John le Carré dies aged 89 - spy novel also dead?
Bestselling author John le Carré has died in Cornwall at the age of 89. Le Carré, whose real name was David Cornwell, once worked for secret services himself and garnered international fame with his spy novels from the 1960s onward, in which betrayal and loyalty were key themes. Commentators discuss whether Le Carré's work and the spy novel in general have retained their relevance since the end of the Cold War.
Plenty of material to go on
The fall of the Berlin Wall did nothing to stop Le Carré, historian Andrei Muraru writes on republica.ro:
“John le Carré continued to think up dirty secrets involving espionage - be it in the pharmaceutical industry, the arms or drug trade, the underworld, the war against Terror or the absurd pro-Brexit campaign. 'Spying and novel writing are made for each other. Both call for a ready eye for human transgression and the many routes to betrayal,' the British author once said. He was a keen explorer of the world after World War II. He was a chronicler of the Cold War world, but in a certain sense also of today's confused and divided one.”

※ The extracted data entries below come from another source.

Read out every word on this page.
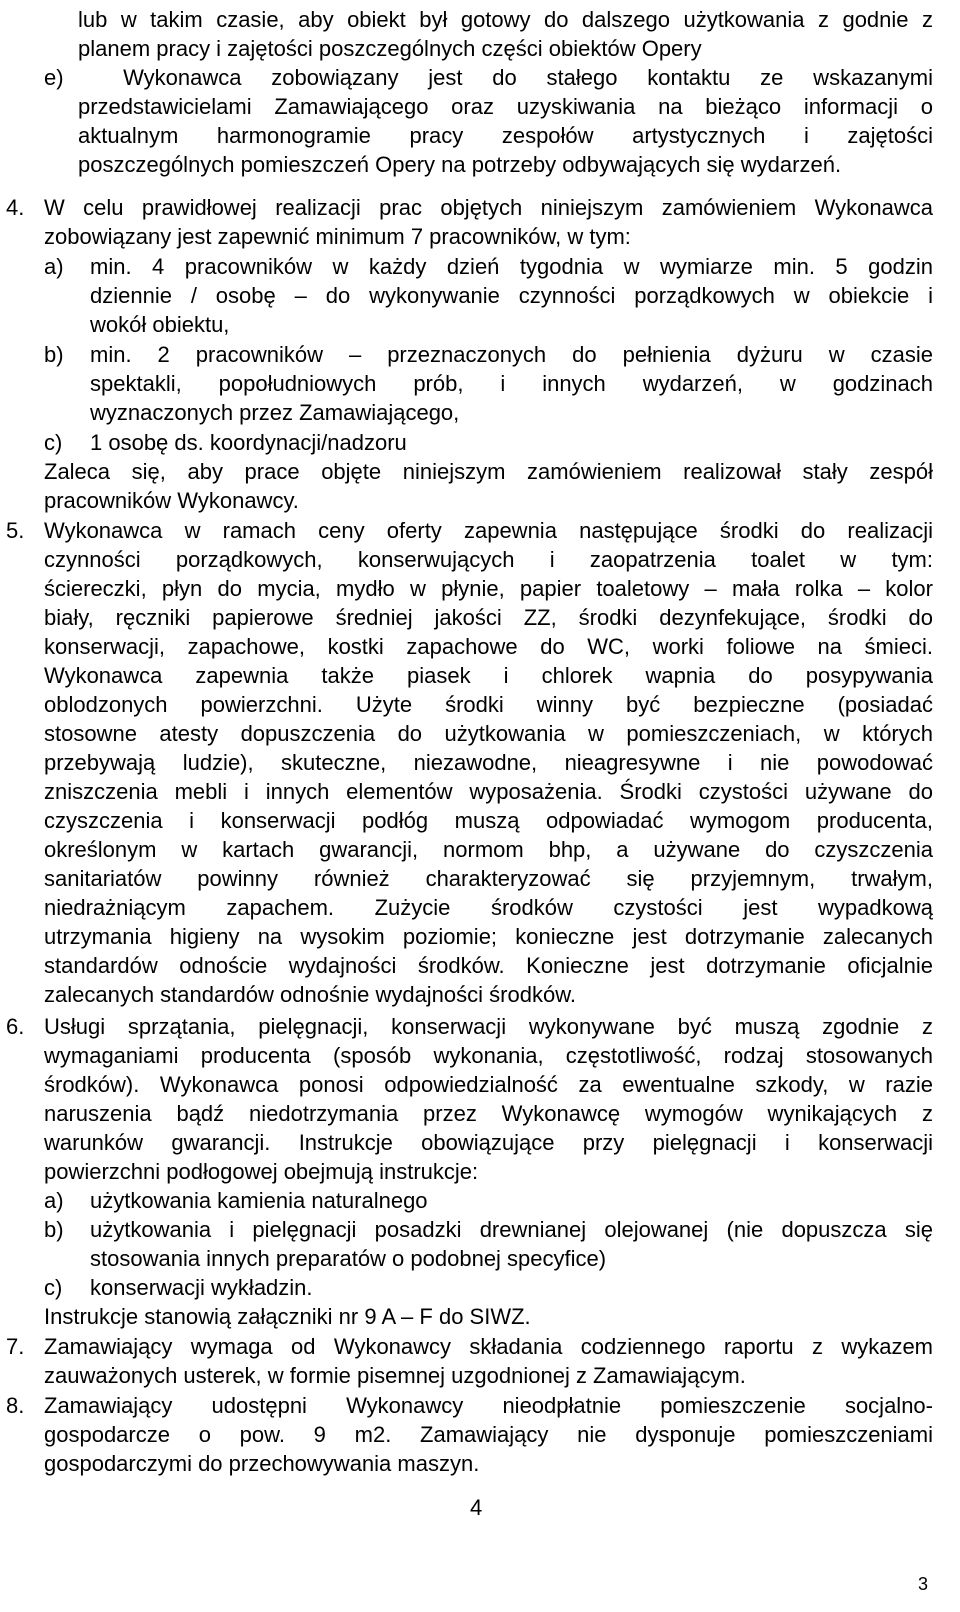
lub w takim czasie, aby obiekt był gotowy do dalszego użytkowania z godnie z

planem pracy i zajętości poszczególnych części obiektów Opery

e)  Wykonawca zobowiązany jest do stałego kontaktu ze wskazanymi

przedstawicielami Zamawiającego oraz uzyskiwania na bieżąco informacji o

aktualnym harmonogramie pracy zespołów artystycznych i zajętości

poszczególnych pomieszczeń Opery na potrzeby odbywających się wydarzeń.

4. W celu prawidłowej realizacji prac objętych niniejszym zamówieniem Wykonawca

zobowiązany jest zapewnić minimum 7 pracowników, w tym:

a) min. 4 pracowników w każdy dzień tygodnia w wymiarze min. 5 godzin

dziennie / osobę – do wykonywanie czynności porządkowych w obiekcie i

wokół obiektu,

b) min. 2 pracowników – przeznaczonych do pełnienia dyżuru w czasie

spektakli, popołudniowych prób, i innych wydarzeń, w godzinach

wyznaczonych przez Zamawiającego,

c) 1 osobę ds. koordynacji/nadzoru

Zaleca się, aby prace objęte niniejszym zamówieniem realizował stały zespół

pracowników Wykonawcy.

5. Wykonawca w ramach ceny oferty zapewnia następujące środki do realizacji

czynności porządkowych, konserwujących i zaopatrzenia toalet w tym:

ściereczki, płyn do mycia, mydło w płynie, papier toaletowy – mała rolka – kolor

biały, ręczniki papierowe średniej jakości ZZ, środki dezynfekujące, środki do

konserwacji, zapachowe, kostki zapachowe do WC, worki foliowe na śmieci.

Wykonawca zapewnia także piasek i chlorek wapnia do posypywania

oblodzonych powierzchni. Użyte środki winny być bezpieczne (posiadać

stosowne atesty dopuszczenia do użytkowania w pomieszczeniach, w których

przebywają ludzie), skuteczne, niezawodne, nieagresywne i nie powodować

zniszczenia mebli i innych elementów wyposażenia. Środki czystości używane do

czyszczenia i konserwacji podłóg muszą odpowiadać wymogom producenta,

określonym w kartach gwarancji, normom bhp, a używane do czyszczenia

sanitariatów powinny również charakteryzować się przyjemnym, trwałym,

niedrażniącym zapachem. Zużycie środków czystości jest wypadkową

utrzymania higieny na wysokim poziomie; konieczne jest dotrzymanie zalecanych

standardów odnoście wydajności środków. Konieczne jest dotrzymanie oficjalnie

zalecanych standardów odnośnie wydajności środków.

6. Usługi sprzątania, pielęgnacji, konserwacji wykonywane być muszą zgodnie z

wymaganiami producenta (sposób wykonania, częstotliwość, rodzaj stosowanych

środków). Wykonawca ponosi odpowiedzialność za ewentualne szkody, w razie

naruszenia bądź niedotrzymania przez Wykonawcę wymogów wynikających z

warunków gwarancji. Instrukcje obowiązujące przy pielęgnacji i konserwacji

powierzchni podłogowej obejmują instrukcje:

a) użytkowania kamienia naturalnego

b) użytkowania i pielęgnacji posadzki drewnianej olejowanej (nie dopuszcza się

stosowania innych preparatów o podobnej specyfice)

c) konserwacji wykładzin.

Instrukcje stanowią załączniki nr 9 A – F do SIWZ.

7. Zamawiający wymaga od Wykonawcy składania codziennego raportu z wykazem

zauważonych usterek, w formie pisemnej uzgodnionej z Zamawiającym.

8. Zamawiający udostępni Wykonawcy nieodpłatnie pomieszczenie socjalno-

gospodarcze o pow. 9 m2. Zamawiający nie dysponuje pomieszczeniami

gospodarczymi do przechowywania maszyn.

4
3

Still waiting for great hacker novels
The end of the Cold War also marked the end of the classic spy novel, Echo24 laments:
“Of the four great authors in this genre, only eighty-two-year-old Frederick Forsyth is still alive. What's more, the spy's job description has also changed. In an age of ubiquitous cameras and readily-available DNA analyses, it's becoming more and more difficult to deploy agents using a foreign identity. Information is now collected digitally by hacking databases. ... In literary terms, this new era is still waiting for its own Forsyth or le Carré. But that doesn't mean that the fame of the old classics will fade. The mastery of these books remains.”